WIT Transactions on Modelling and Simulation

Scott, S.N.; Templeton, Jeremy A.; Ruthruff, Joseph R.; Hough, Patricia D.; Peterson, Jerrod P.

This paper details a methodology for quantification of errors and uncertainties of a finite element heat transfer model applied to a Ruggedized Instrumentation Package (RIP). The proposed verification process includes solution verification, which examines the errors associated with the code's solution techniques. The model was subjected to mesh resolution and numerical parameters sensitivity studies to determine reasonable parameter values and to understand how they change the overall model response and performance criteria. To facilitate quantification of the uncertainty associated with the mesh, automatic meshing and mesh refining/coarsening algorithms were created and implemented on the complex geometry of the RIP. Similarly, highly automated software to vary model inputs was also developed for the purpose of assessing the solution's sensitivity to numerical parameters.
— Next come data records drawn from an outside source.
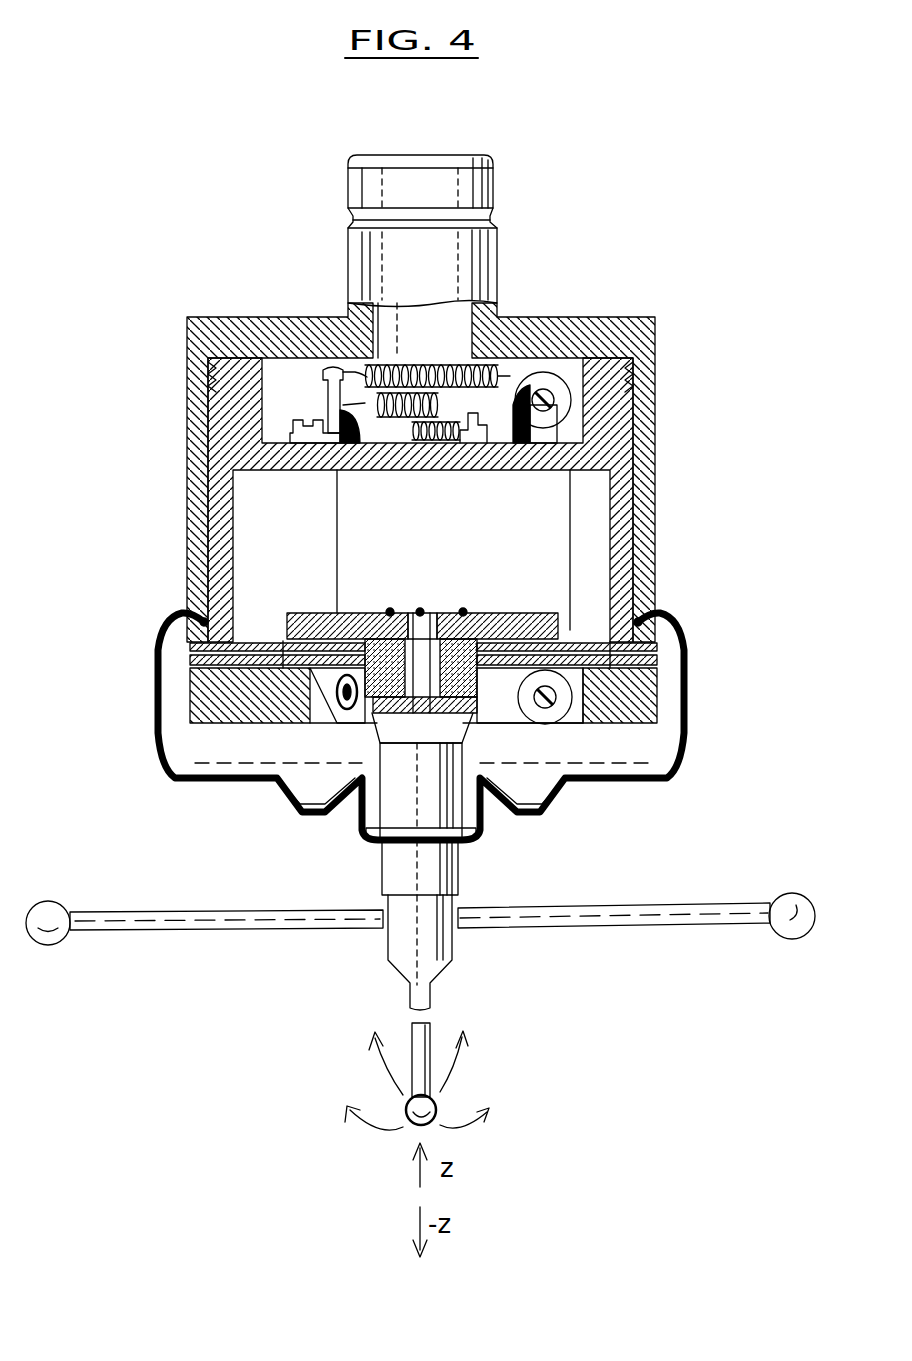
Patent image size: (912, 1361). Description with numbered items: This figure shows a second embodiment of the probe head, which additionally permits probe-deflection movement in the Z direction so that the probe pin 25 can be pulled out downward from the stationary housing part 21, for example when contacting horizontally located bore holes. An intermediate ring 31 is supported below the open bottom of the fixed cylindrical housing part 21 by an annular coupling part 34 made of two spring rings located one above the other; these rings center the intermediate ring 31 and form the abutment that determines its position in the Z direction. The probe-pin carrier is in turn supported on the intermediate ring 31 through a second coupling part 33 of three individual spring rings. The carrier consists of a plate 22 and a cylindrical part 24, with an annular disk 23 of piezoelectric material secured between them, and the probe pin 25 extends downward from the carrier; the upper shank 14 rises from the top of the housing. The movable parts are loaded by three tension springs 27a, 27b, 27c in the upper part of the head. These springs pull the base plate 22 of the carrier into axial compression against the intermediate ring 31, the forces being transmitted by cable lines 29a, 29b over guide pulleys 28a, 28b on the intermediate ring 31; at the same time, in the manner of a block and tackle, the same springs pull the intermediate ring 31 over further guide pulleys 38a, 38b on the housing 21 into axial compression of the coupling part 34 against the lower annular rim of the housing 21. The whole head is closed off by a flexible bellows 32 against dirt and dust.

The spindle shank 14 is at (482, 182).
The stationary housing part 21 is at (215, 556).
The plate 22 is at (302, 613).
The annular disk 23 is at (390, 610).
The cylindrical part 24 is at (458, 868).
The probe pin 25 is at (455, 958).
The tension spring 27a is at (496, 365).
The tension spring 27b is at (330, 378).
The tension spring 27c is at (463, 610).
The guide pulley 28a is at (548, 723).
The guide pulley 28b is at (345, 722).
The cable line 29a is at (570, 560).
The cable line 29b is at (337, 560).
The intermediate ring 31 is at (240, 725).
The flexible bellows 32 is at (695, 670).
The second coupling part 33 is at (283, 645).
The annular coupling part 34 is at (187, 658).
The guide pulley 38a is at (377, 470).
The guide pulley 38b is at (512, 470).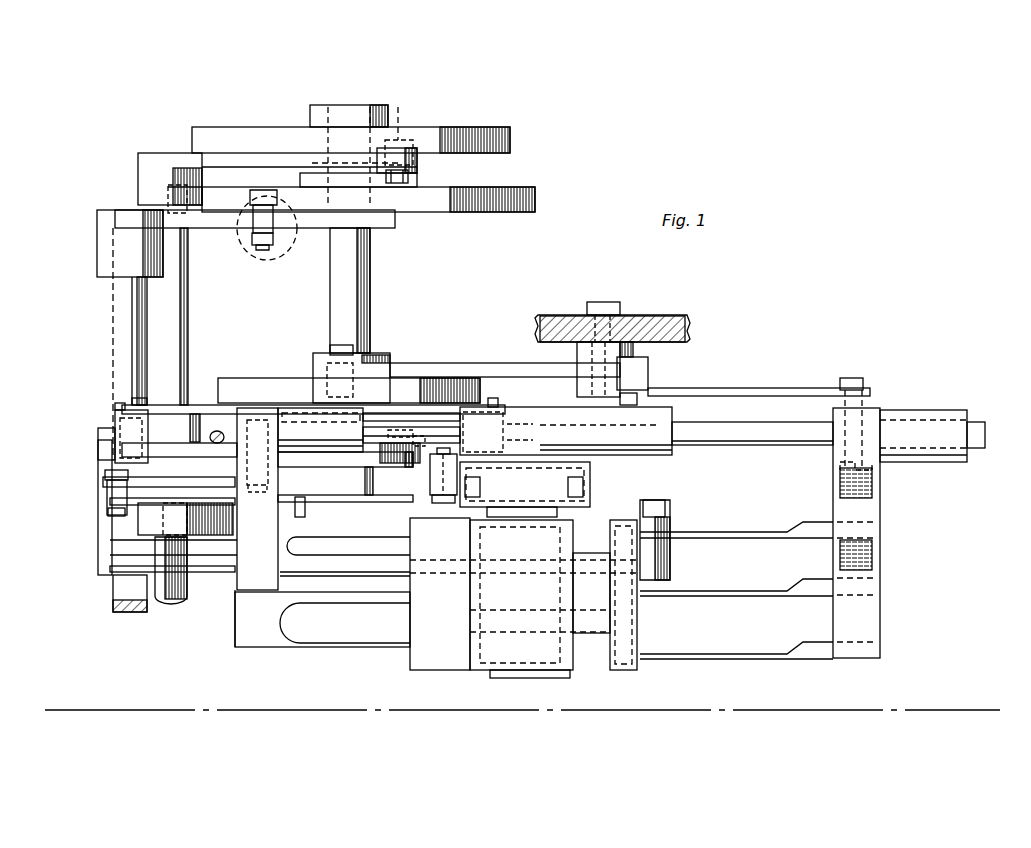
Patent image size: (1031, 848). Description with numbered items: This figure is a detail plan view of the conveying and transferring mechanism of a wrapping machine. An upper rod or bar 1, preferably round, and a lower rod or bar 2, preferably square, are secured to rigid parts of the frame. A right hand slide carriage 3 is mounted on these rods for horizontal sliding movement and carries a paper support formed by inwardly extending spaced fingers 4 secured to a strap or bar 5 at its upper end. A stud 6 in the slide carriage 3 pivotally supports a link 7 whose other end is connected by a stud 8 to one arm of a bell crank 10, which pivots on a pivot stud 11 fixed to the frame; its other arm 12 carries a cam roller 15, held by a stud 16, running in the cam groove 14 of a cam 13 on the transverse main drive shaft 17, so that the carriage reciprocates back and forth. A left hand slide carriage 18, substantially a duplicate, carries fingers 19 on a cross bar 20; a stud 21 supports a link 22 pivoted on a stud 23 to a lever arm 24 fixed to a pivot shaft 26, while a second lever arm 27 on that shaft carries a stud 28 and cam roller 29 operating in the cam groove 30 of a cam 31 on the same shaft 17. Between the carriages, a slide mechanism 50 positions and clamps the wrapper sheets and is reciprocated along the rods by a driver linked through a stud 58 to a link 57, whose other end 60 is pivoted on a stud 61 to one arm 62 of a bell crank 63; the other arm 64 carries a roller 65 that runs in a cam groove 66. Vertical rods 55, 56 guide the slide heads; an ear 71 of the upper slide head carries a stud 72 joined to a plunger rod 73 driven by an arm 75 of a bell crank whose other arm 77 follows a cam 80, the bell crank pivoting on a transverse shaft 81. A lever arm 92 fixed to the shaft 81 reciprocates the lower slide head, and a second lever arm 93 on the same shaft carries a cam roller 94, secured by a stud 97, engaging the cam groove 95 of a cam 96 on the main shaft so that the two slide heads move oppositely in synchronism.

The upper rod or bar 1 is at (985, 435).
The lower rod or bar 2 is at (76, 692).
The right hand slide carriage 3 is at (914, 406).
The fingers 4 is at (750, 536).
The strap or bar 5 is at (880, 548).
The stud 6 is at (852, 380).
The link 7 is at (770, 388).
The stud 8 is at (645, 360).
The bell crank 10 is at (552, 360).
The pivot stud 11 is at (622, 315).
The cam lever arm 12 is at (487, 365).
The cam 13 is at (243, 378).
The cam groove 14 is at (322, 390).
The cam roller 15 is at (371, 392).
The stud 16 is at (352, 345).
The transverse main drive shaft 17 is at (372, 270).
The left hand slide carriage 18 is at (198, 660).
The fingers 19 is at (332, 600).
The cross bar 20 is at (234, 592).
The stud 21 is at (252, 412).
The link 22 is at (82, 462).
The stud 23 is at (120, 516).
The lever arm 24 is at (105, 500).
The pivot shaft 26 is at (188, 305).
The second lever arm 27 is at (227, 162).
The stud 28 is at (408, 186).
The cam roller 29 is at (396, 106).
The cam groove 30 is at (420, 141).
The cam 31 is at (258, 127).
The slide mechanism 50 is at (624, 452).
The vertical rod 55 is at (568, 488).
The vertical rod 56 is at (480, 486).
The link 57 is at (430, 405).
The stud 58 is at (497, 400).
The other end of link 60 is at (148, 402).
The stud 61 is at (125, 408).
The arm of bell crank 62 is at (115, 420).
The bell crank 63 is at (112, 433).
The arm of bell crank 64 is at (352, 478).
The roller 65 is at (416, 399).
The cam groove 66 is at (395, 426).
The ear 71 is at (430, 480).
The stud 72 is at (422, 440).
The link or plunger rod 73 is at (452, 456).
The arm of bell crank 75 is at (385, 467).
The arm of bell crank 77 is at (300, 510).
The cam 80 is at (222, 534).
The transverse shaft 81 is at (123, 300).
The lever arm 92 is at (215, 568).
The second lever arm 93 is at (208, 228).
The cam roller 94 is at (258, 250).
The cam groove 95 is at (290, 210).
The cam 96 is at (535, 195).
The stud 97 is at (262, 246).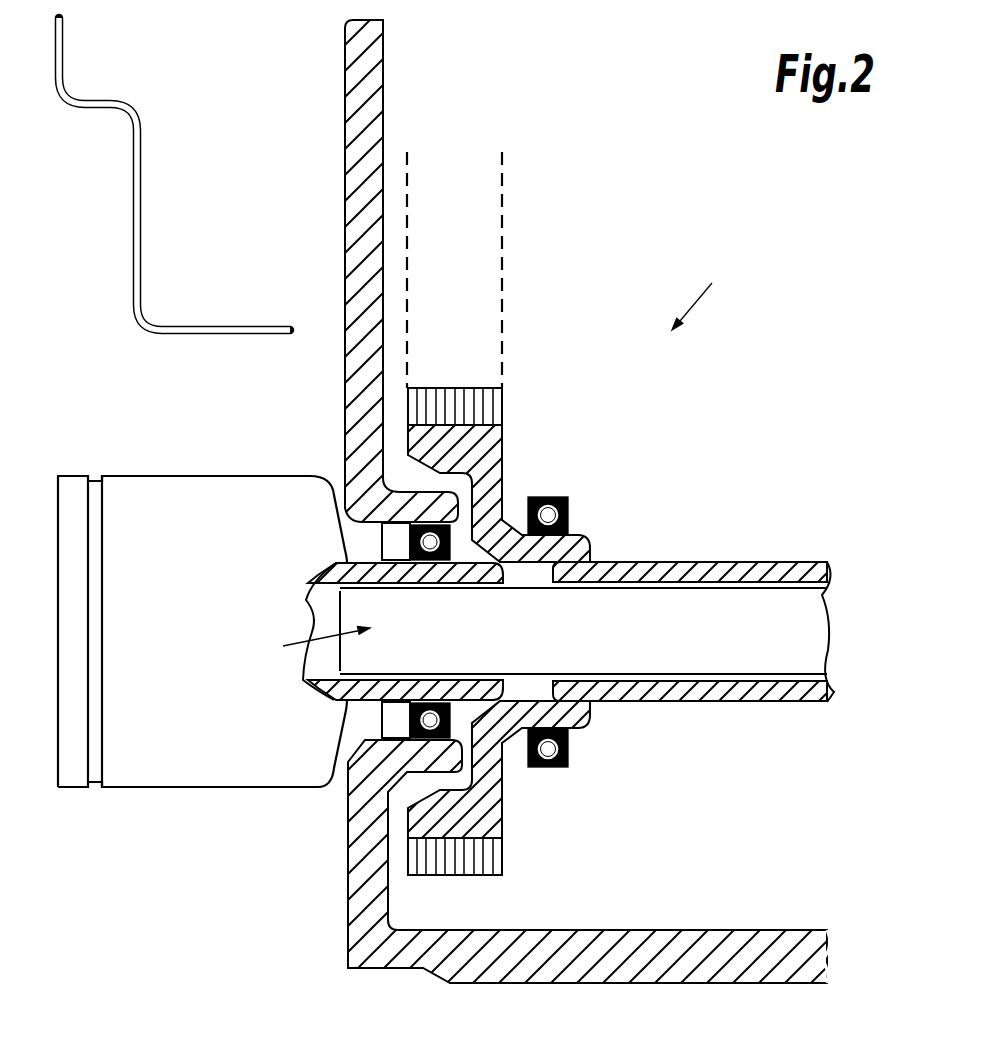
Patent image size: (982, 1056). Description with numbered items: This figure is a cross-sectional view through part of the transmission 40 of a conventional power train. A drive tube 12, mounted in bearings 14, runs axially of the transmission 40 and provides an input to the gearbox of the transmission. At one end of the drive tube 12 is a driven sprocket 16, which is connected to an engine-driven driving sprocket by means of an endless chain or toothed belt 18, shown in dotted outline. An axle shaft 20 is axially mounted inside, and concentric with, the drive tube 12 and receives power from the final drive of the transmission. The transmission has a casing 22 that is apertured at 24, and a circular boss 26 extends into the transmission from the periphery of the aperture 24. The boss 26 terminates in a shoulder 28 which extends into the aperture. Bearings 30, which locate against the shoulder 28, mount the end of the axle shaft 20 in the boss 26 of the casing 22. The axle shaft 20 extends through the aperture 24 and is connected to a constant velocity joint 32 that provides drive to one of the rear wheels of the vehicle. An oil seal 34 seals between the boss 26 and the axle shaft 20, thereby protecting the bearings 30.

The drive tube 12 is at (735, 568).
The bearings 14 is at (549, 497).
The driven sprocket 16 is at (488, 409).
The endless chain or toothed belt 18 is at (507, 265).
The axle shaft 20 is at (797, 673).
The casing 22 is at (547, 965).
The aperture 24 is at (313, 646).
The circular boss 26 is at (415, 503).
The shoulder 28 is at (473, 722).
The bearings 30 is at (405, 718).
The constant velocity joint 32 is at (150, 755).
The oil seal 34 is at (408, 542).
The transmission 40 is at (702, 291).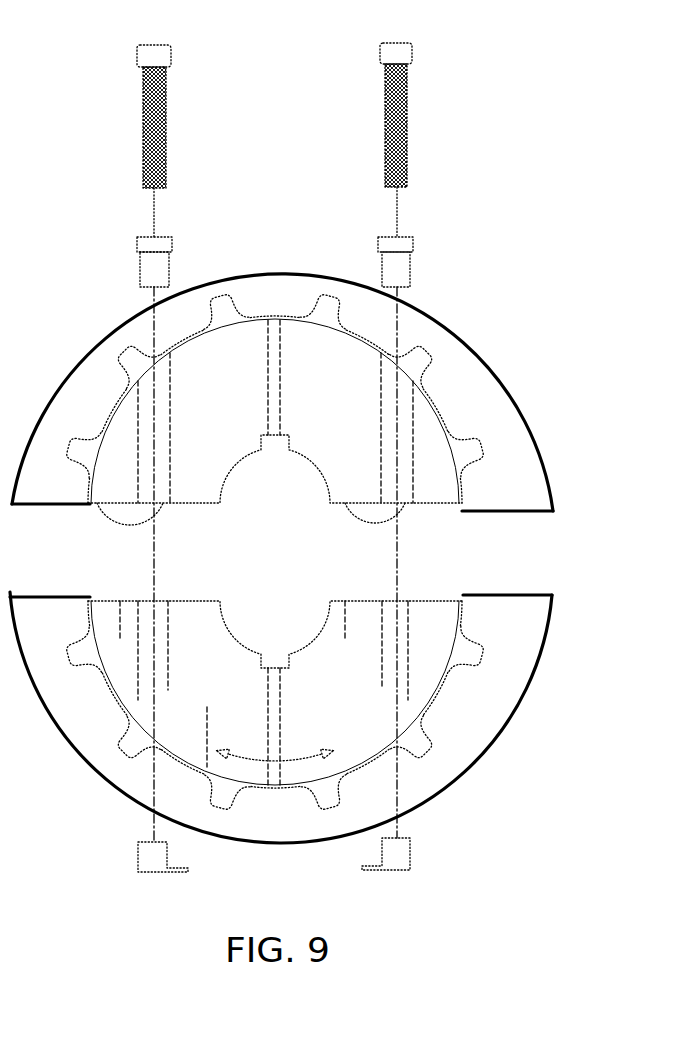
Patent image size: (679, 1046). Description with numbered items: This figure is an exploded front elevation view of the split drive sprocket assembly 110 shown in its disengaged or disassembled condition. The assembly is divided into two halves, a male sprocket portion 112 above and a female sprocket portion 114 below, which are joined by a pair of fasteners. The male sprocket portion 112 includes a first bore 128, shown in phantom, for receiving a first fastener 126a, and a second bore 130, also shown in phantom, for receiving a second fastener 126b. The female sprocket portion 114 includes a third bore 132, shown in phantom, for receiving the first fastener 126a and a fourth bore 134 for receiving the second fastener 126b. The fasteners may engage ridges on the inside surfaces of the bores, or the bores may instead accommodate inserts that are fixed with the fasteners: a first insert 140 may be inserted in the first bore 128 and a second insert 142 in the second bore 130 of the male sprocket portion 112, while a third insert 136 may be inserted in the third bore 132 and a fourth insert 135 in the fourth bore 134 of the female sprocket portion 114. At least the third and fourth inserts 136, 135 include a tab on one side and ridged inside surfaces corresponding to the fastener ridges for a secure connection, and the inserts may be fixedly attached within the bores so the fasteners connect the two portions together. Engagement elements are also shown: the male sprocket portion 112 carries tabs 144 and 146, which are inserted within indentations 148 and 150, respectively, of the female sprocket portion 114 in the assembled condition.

The split drive sprocket assembly 110 is at (585, 370).
The male sprocket portion 112 is at (120, 403).
The female sprocket portion 114 is at (107, 683).
The first fastener 126a is at (140, 118).
The second fastener 126b is at (408, 115).
The first bore 128 is at (135, 447).
The second bore 130 is at (413, 427).
The third bore 132 is at (137, 658).
The fourth bore 134 is at (410, 637).
The fourth insert 135 is at (412, 853).
The third insert 136 is at (137, 855).
The first insert 140 is at (172, 268).
The second insert 142 is at (410, 268).
The tab 144 is at (130, 527).
The tab 146 is at (403, 512).
The indentation 148 is at (133, 620).
The indentation 150 is at (352, 612).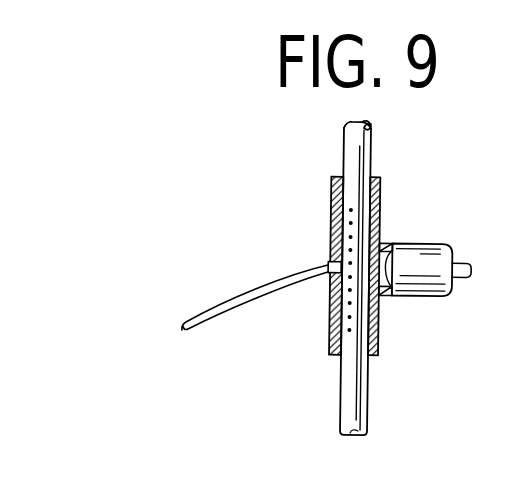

The model was subjected to mesh resolution and numerical parameters sensitivity studies. This process not only tests the robustness of the numerical parameters, but also allows for the optimization of robustness and numerical error with computation time. Agglomeration of these studies provides a bound for the uncertainty due to numerical error for the model. An emphasis is placed on the automation of solution verification to allow a rigorous look at uncertainty to be performed even within a tight design and development schedule. © 2013 WIT Press.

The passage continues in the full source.